Q2 update – The market is kicking our arses!

We celebrate every quarter by taking a morning to have some brunch and discuss our wins and goals. We figured that sharing our numbers might be motivational if anyone actually stumbles across our blog (the analytics suggest this is not happening…ho hum).

Contributions growing…net worth falling. This isn’t how it’s supposed to work!

Back in Q1

Net worth: $788,721 / Portfolio: $235,824

What a quarter it has been! We contributed $10,525 to our portfolio, although this is going to go up significantly as a result of Shortbread getting a bonus at work. This will technically still be Q2, but after our Dividend Day celebrations so we’ll just include it in our Q3 update.

That said, we’ve had quite a slide backwards. Our flat has dipped in value and the markets have tanked. We’re not too worried though, this is the long game!

The numbers now look like this:

  • Net worth: $719,501 (-$69,220)
  • House: $454,700 (-$43,300)
  • Retirement Accounts: $37,298 (-$3,599)
  • Portfolio: $213,504 (-$22,320)
  • Cash: $14,000

Wins this quarter:

Another largest dividend for the quarter – $1,229.75! That’s nearly $2k for the year, which is more than we got throughout 2021 combined and we’re only two quarters done. Obviously all this just gets reinvested at the moment, but it’s a nice mental boost when things are a bit tough. I know some in the FIRE community would scoff at any level of emotional reaction to markets and proclaim dividends as a forced sell-off. However, we live in a jurisdiction where there is no taxation on capital gains or dividends, so the downside is the (very low) fee we pay for reinvesting. We’ll appreciate that dividend income when we move from the accumulation phase.

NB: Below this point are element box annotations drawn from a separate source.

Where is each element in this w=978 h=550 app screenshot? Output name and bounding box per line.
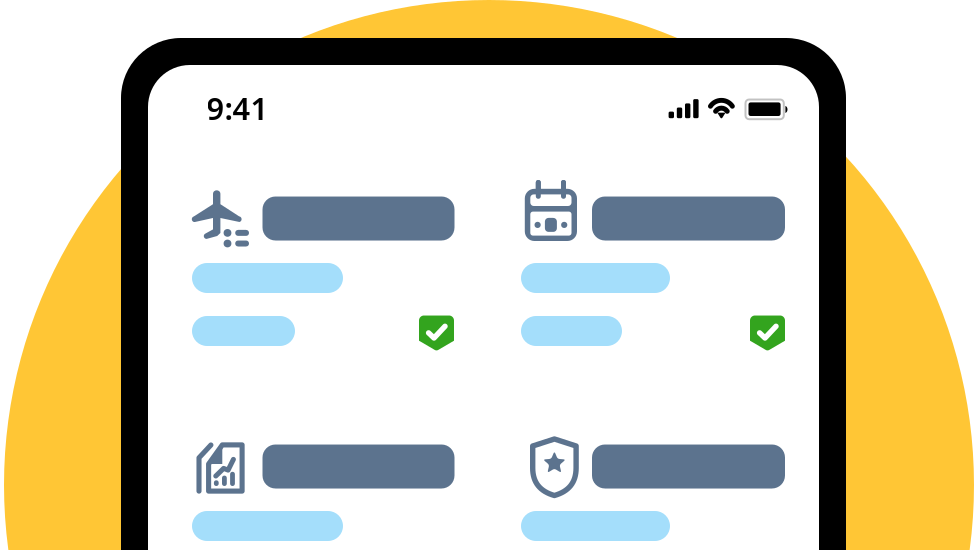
button[interactable]: Schedule [521, 190, 785, 350]
staticText: 9:41 [206, 88, 268, 128]
button[interactable]: Reports [192, 438, 454, 550]
button[interactable]: Flights [192, 190, 454, 350]
button[interactable]: Protection [521, 438, 785, 550]
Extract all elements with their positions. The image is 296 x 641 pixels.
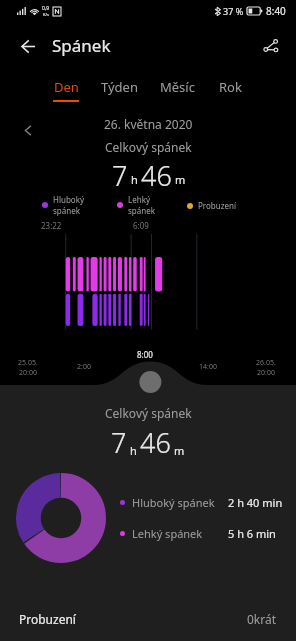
- staticText: 8:40: [266, 4, 286, 18]
- staticText: Celkový spánek: [105, 139, 192, 155]
- staticText: 6:09: [133, 220, 149, 231]
- staticText: 2:00: [77, 362, 91, 372]
- staticText: Měsíc: [160, 78, 195, 96]
- staticText: 46: [140, 424, 171, 461]
- staticText: m: [175, 172, 186, 187]
- staticText: 46: [141, 157, 172, 190]
- staticText: spánek: [128, 205, 155, 216]
- staticText: m: [174, 443, 185, 458]
- button[interactable]: Back: [8, 28, 44, 64]
- staticText: 8:00: [137, 349, 153, 360]
- staticText: Spánek: [52, 34, 111, 57]
- staticText: Den: [54, 78, 79, 96]
- staticText: Probuzení: [19, 611, 76, 627]
- staticText: 20:00: [257, 368, 275, 378]
- staticText: h: [131, 172, 138, 187]
- button[interactable]: Den: [42, 74, 90, 106]
- staticText: Hluboký spánek: [132, 495, 215, 510]
- staticText: K/s: [43, 12, 49, 17]
- staticText: 7: [111, 424, 127, 461]
- staticText: 5 h 6 min: [228, 526, 276, 541]
- staticText: Lehký spánek: [132, 526, 203, 541]
- staticText: Rok: [219, 78, 242, 96]
- staticText: 23:22: [41, 220, 62, 231]
- button[interactable]: Rok: [206, 74, 254, 106]
- staticText: 0,9: [42, 5, 50, 12]
- staticText: 20:00: [19, 368, 37, 378]
- staticText: 37 %: [223, 5, 244, 17]
- staticText: Celkový spánek: [105, 405, 192, 421]
- staticText: Hluboký: [53, 194, 85, 205]
- staticText: 25.05.: [18, 358, 38, 368]
- staticText: 7: [112, 157, 128, 190]
- staticText: 14:00: [199, 362, 217, 372]
- staticText: h: [130, 443, 137, 458]
- staticText: 26. května 2020: [104, 116, 193, 132]
- button[interactable]: Probuzení: [0, 599, 296, 638]
- button[interactable]: Měsíc: [149, 74, 206, 106]
- staticText: Lehký: [128, 194, 150, 205]
- button[interactable]: Týden: [90, 74, 149, 106]
- staticText: 2 h 40 min: [228, 495, 283, 510]
- staticText: spánek: [53, 205, 80, 216]
- button[interactable]: Previous day: [14, 116, 42, 144]
- staticText: Probuzení: [198, 200, 236, 211]
- staticText: 0krát: [247, 611, 277, 627]
- staticText: 26.05.: [256, 358, 276, 368]
- button[interactable]: Share: [252, 28, 288, 64]
- staticText: Týden: [101, 78, 138, 96]
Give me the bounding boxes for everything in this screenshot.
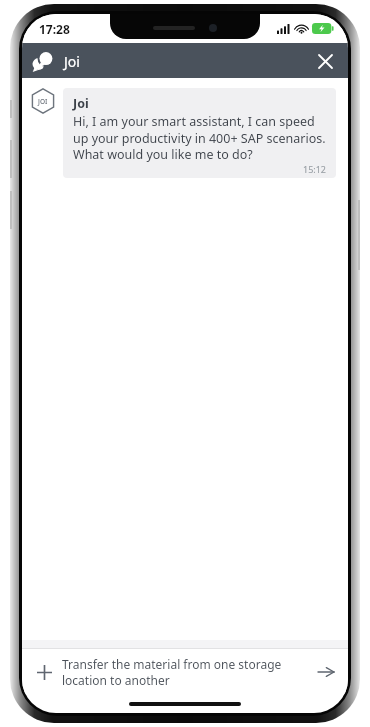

As a result of tracking our spending for the last year (we use a tool called Firefly III) we have set ourselves a fairly aggressive budget. We live in one of the most expensive cities in the world, but we have found it doesn’t have to be as expensive as we first considered. We have become a lot more conscious of our spending, as well as living somewhere that reflects what we really value (namely cooking and eating great food!). We have had a couple of expenses we didn’t expect, but we still came in under budget.

Goals going forward:

Increase our cash allocation.

Shortbread is pregnant! This has come at a great time as her bonus will cover private pre- and post-natal healthcare. This is going to cost a lot of money, but we have decided this is something we will value. We have heard that the public system here is fantastic, but somewhat brisk. We are going to pay to avoid it because we can, and we value what going private offers. We have held a relatively small amount of cash over the past few years, largely because of access to a lot of credit and the liquidity of ETFs as investments. We think it might be a good idea to have a bit more cash on hand now though – it’s our first child and we have only a rough idea of what things cost at the moment! 6 months living expenses seems a good idea to aim for.

Save for a new iPhone

In years gone past we have rarely ever saved for something – we just bought what we wanted and moved a little less money into savings that month. This was never a huge problem as we never really spent much anyway! My iPhone is 5 years old now and the battery is struggling to make it through a day. I used to have a nice little side business fixing iPhones, but the newer models are less friendly to that if I want to keep using features like touch id. I figure I’d just set up a piggy bank in Firefly and put the recommended amount of money in each month until October when the new models come out. Look at this intentionality!

• Summer holiday

Is it the best part of being a teacher? It’s definitely not the worst part.